It is school time and I am re-posting some lunch box options that have helped me greatly.
"Plan in advance for the entire week." I created a sheet of all my children's favorite lunch foods, dividing the foods into different groups -protein, veggies, fruits, dairy, carbohydrates and others (for left overs). First, I printed five sheets for each work day, and then laminated them. My kiddos go through the list with dry erase markers and circle what they want for lunch that week. This is helpful for my daughter who is actively learning about balancing food groups and healthy meal planning. Once they fill out the sheet, I prepare everything on Sunday and I am ready for the week ahead. I can later erase the sheets and use them again for the following week(s). I attached the sheet as a PDF here, click to open -> Lunch Menu, I also attached it as a jpg / picture to the right. In this blog, are some other tips, as well as some of the yummy, kid approved recipes.

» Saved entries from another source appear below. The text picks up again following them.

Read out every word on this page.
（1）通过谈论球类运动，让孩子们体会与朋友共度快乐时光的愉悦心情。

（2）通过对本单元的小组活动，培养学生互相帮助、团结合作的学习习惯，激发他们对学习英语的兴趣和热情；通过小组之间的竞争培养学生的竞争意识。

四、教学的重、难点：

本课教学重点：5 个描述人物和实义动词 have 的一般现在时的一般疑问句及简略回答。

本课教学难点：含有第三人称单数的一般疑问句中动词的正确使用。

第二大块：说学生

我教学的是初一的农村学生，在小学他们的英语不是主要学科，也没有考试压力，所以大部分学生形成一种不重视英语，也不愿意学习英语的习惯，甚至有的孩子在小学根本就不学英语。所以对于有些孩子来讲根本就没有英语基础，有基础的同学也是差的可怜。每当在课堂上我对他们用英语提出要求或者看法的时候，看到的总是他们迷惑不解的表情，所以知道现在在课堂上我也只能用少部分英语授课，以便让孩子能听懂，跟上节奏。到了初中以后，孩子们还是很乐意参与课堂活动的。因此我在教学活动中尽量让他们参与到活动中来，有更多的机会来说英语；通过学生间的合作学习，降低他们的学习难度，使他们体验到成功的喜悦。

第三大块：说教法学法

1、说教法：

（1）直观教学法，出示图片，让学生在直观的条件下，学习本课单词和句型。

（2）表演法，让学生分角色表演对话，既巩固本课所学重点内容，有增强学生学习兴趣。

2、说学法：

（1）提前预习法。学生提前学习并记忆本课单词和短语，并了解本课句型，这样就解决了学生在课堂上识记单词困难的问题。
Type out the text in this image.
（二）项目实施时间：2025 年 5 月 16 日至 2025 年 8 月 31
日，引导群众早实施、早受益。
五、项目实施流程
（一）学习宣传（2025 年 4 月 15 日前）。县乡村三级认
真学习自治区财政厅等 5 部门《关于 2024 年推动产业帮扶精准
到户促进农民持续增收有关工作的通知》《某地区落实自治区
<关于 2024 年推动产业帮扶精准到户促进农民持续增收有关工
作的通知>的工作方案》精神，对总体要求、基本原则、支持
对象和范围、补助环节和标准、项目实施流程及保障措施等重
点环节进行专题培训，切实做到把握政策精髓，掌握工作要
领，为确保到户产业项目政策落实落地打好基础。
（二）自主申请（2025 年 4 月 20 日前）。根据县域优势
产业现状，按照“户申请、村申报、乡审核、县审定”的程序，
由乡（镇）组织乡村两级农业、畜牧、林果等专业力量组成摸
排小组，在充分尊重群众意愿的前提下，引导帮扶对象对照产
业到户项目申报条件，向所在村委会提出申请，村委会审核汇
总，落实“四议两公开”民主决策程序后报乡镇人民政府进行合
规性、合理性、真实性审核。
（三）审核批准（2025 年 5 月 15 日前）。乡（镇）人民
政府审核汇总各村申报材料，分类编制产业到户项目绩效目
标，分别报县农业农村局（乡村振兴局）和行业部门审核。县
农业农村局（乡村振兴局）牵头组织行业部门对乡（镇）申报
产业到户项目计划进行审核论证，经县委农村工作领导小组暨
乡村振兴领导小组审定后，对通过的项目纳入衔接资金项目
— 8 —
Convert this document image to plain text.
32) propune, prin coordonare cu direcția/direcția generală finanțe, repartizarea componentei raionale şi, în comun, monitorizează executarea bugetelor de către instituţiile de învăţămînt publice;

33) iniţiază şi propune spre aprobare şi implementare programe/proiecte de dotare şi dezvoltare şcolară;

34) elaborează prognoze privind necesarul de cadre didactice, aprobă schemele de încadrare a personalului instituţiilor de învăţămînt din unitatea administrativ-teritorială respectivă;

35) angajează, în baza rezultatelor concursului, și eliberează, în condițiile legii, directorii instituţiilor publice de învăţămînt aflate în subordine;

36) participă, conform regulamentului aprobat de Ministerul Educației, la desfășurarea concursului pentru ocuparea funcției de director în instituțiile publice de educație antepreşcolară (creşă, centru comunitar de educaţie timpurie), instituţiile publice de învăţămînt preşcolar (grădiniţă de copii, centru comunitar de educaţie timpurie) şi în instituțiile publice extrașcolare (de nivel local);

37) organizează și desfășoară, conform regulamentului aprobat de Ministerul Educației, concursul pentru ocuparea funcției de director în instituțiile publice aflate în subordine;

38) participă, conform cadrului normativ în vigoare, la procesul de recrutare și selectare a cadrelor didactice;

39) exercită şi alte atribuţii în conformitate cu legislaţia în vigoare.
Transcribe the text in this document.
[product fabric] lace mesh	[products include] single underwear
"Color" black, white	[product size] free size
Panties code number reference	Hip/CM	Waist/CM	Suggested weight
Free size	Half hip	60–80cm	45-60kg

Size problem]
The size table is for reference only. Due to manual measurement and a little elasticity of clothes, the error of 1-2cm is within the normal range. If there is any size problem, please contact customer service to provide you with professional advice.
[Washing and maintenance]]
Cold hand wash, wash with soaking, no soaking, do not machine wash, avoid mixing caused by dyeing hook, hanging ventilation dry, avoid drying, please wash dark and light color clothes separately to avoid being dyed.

Anything on the chart with an * sign denotes a "Main Course" recipe below. If you cannot upload the image email email@example.com and I will send one to you, free of charge.
Tip 1: Paint the inside of your child's lunch box with chalk paint and write a message!
Tip 2: To prevent their lunch box from becoming too heavy, give them money to purchase a healthy beverage at school, or provide them with an empty canister to fill-up with water.
Tip 3: Provide your little-one with a wet paper towel of water and hand soap (stored in a zip bag) and dry napkin to wipe their hands down before eating, or alternatively throw in a pre-packaged wet wipe.
Tip 4: Bento boxes are a great idea to organize food, try out store.goodbyn.com
Tip 5: For organizing the food in lunch boxes you may also consider individual, silicon cupcake molds. These molds come in a variety of shapes, colors and sizes.
Tip 6: We adults tend to eat what are kids eat, so include portions for yourself and the adults in your family.
Tip 7: Remember to taste your food as you are creating it and add what you need for flavor.
**Main Course Options:
*Sweet Protein Sandwich: Almond butter (finely ground) or sunflower butter, honey and banana on your choice of bread. Use a cookie cutter to cut the sandwich into shapes.
Healthy Fat and Sweet Sandwich: Thinly sliced pear, avocado (mushed and spread like butter) on your choice of bread. Sicilian Pizza: Toast an english muffin and top with a thickened paste of tomato sauce, Parmesan cheese, mozzarella, sweet potatoes (baby food) and any other yummy ingredient -you may consider melting the cheese. Fold the two halves of english muffins together to make a sandwich, cut into fourths or smaller.
*Protein Veggie Wrap: Ground up veggie burgers with a dollop of hummus, dash of brown sugar, smidgen of ketchup and pinch of salt to taste. Spread mixture onto a roll-up (let your child taste and choose the roll-up; there are so many options!). Next roll the sandwich-up, cut into small portions and fasten with a fun tooth pick!
*Yummy Bagel: Spread cream cheese and cut-up strawberries onto a bagel. Cut-up in small bit-sized pieces (fun toothpick optional)
*Grilled Cheese: The jury is in, grilled cheese (provolone, low-fat cheese) is indeed still yummy when cold. I would recommend to make it tea-sandwich-like by cutting off the crusts; or try a grilled quesadilla.
*Avocado and Cheese Roll-Up: I cannot take credit for this one! I found this recipe in Real Simple Magazine. Spread a small amount of pesto onto wrap bread, chop-up carrots, avocado and cheddar cheese. I would recommend cutting this sandwich-up into small pieces and securing with a toothpick.
*Dinner Left Overs: Use a Thermos (especially in fall and winter)! Our home made family favorites include mac 'n cheese, chicken soup, alphabet soup and baked ziti.
*Cold Pasta Salad: Every child is different, go with your family favorite!